The history of preaching lives in the history of preachers. In this two-volume work, various scholars, who are predominantly from the Evangelical Protestant tradition, offer an analysis of sixty preachers. Each volume recounts the lives and homiletical contributions of thirty preachers. The first volume begins with St. Paul and concludes with preachers from the eighteenth century. The second volume examines thirty preachers from the nineteenth century to the recent past. All of the recent preachers included in the second volume are either deceased or retired.

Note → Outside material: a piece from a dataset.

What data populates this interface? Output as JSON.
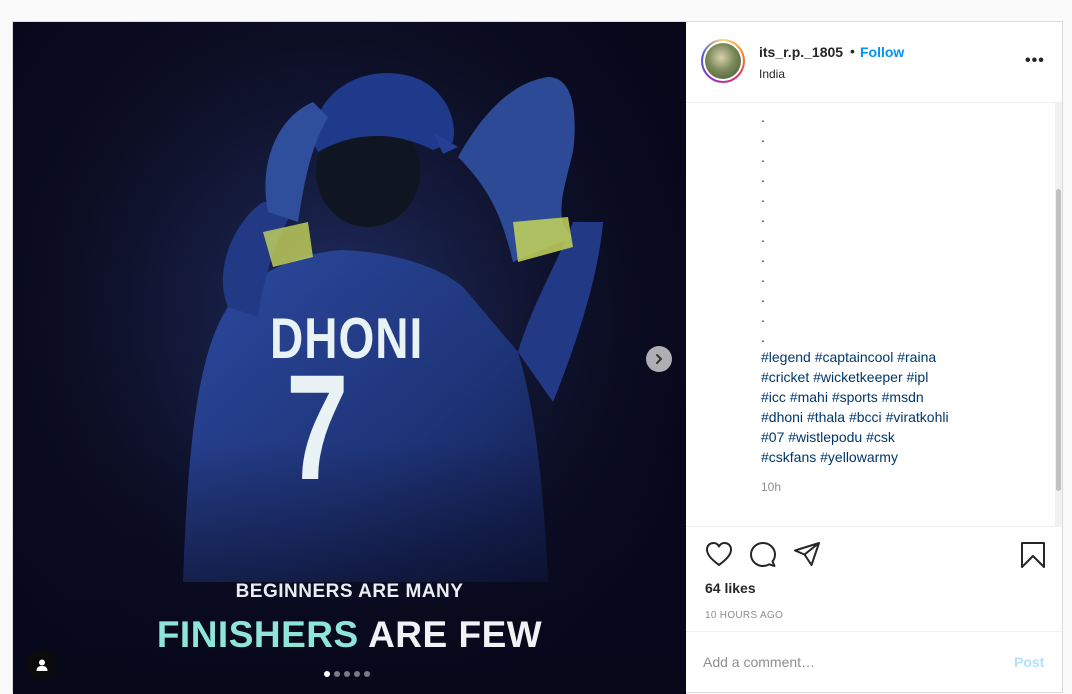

The goal of this work is to provide a history of preaching through the lens of biography. Each preacher is treated in approximately fifteen pages and most of the essays follow a similar format. They present a biographical sketch, an analysis of the preacher’s theology of preaching, an examination of his or her methodology for preaching, and an assessment of the preacher’s contribution to preaching. Each essay concludes with an excerpt from a sermon. The format employed for each preacher serves to situate each of them historically and illuminate each of their contributions.
The analysis provided for each preacher is, in almost every case, a work of sound scholarship with a substantial bibliography. The footnotes and bibliographical references provide the reader with avenues for further research and investigation. The brief essays contained in these two volumes do not claim to be the definitive scholarly assessment of any of the preachers who are included. These volumes present an introduction to each of these sixty preachers and with that goal, it succeeds.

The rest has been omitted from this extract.